- Contributed by
- bill_stanton
- People in story:
- Bill Stanton
- Location of story:
- Netherlands
- Background to story:
- Royal Air Force
- Article ID:
- A2081071
- Contributed on:
- 26 November 2003
1944: I was posted to 123 wing 84 T.A.F. in Normandy. This wing comprised 4 squadrons of rocket-firing Typhoons in close support of the advancing armies. We travelled through Normandy, Merville - Armentieres - Lille into Belgium. I was a cook in the officers' mess and it was tragic to note every day the empty places in the mess - the pilots who failed to return: British, South Africans, Poles, French, Dutch, etc. From Belgium we progressed into Holland via Arnhem to an airfield near Tilburg which had been a German base. On New Years Eve of 1944 the wing was rushed through Antwerp - flying bombs included - to assist the army in the Battle of the Bulge at Bastogne.

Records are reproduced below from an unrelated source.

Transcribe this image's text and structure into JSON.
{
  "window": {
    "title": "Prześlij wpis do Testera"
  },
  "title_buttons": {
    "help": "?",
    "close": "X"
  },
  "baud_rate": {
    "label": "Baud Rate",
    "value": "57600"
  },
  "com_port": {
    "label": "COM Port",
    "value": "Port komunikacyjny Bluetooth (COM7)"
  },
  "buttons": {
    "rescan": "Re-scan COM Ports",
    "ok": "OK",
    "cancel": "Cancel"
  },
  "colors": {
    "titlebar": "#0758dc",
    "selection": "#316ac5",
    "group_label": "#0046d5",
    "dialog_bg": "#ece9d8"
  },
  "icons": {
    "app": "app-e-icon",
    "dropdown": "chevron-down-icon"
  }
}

We then returned to Tilburg, where we employed local girls to serve in the officers' dining hall. To cut a long story short, I courted the head girl, who spoke good English, and in April 1947 we were married in Worthing, Sussex.

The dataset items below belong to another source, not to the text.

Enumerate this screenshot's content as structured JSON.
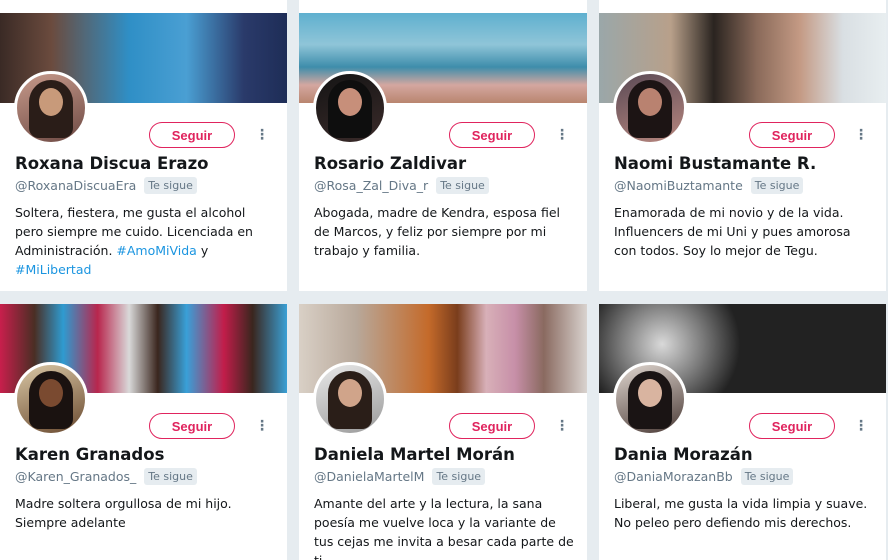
{
  "follow_label": "Seguir",
  "follows_you_label": "Te sigue",
  "more_glyph": "⋮",
  "colors": {
    "accent": "#e0245e",
    "link": "#1b95e0",
    "background": "#e6ecf0"
  },
  "cards": [
    {
      "name": "Roxana Discua Erazo",
      "handle": "@RoxanaDiscuaEra",
      "bio_parts": [
        "Soltera, fiestera, me gusta el alcohol pero siempre me cuido. Licenciada en Administración. ",
        "#AmoMiVida",
        " y ",
        "#MiLibertad"
      ]
    },
    {
      "name": "Rosario Zaldivar",
      "handle": "@Rosa_Zal_Diva_r",
      "bio": "Abogada, madre de Kendra, esposa fiel de Marcos, y feliz por siempre por mi trabajo y familia."
    },
    {
      "name": "Naomi Bustamante R.",
      "handle": "@NaomiBuztamante",
      "bio": "Enamorada de mi novio y de la vida. Influencers de mi Uni y pues amorosa con todos. Soy lo mejor de Tegu."
    },
    {
      "name": "Karen Granados",
      "handle": "@Karen_Granados_",
      "bio": "Madre soltera orgullosa de mi hijo. Siempre adelante"
    },
    {
      "name": "Daniela Martel Morán",
      "handle": "@DanielaMartelM",
      "bio": "Amante del arte y la lectura, la sana poesía me vuelve loca y la variante de tus cejas me invita a besar cada parte de ti."
    },
    {
      "name": "Dania Morazán",
      "handle": "@DaniaMorazanBb",
      "bio": "Liberal, me gusta la vida limpia y suave. No peleo pero defiendo mis derechos."
    }
  ]
}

We lived in England for 43 years and in 1990 came to live in Zwolle in the Netherlands to be close to our only daughter, a nurse, who had gone to work in Holland in 1978 and had in her turn married a Dutchman. They are both still working in the provincial hospital in Zwolle.
Alas in July 2001 my dear wife passed away but I still live in Holland with my happt memories of a wartime romance that lasted 54 years.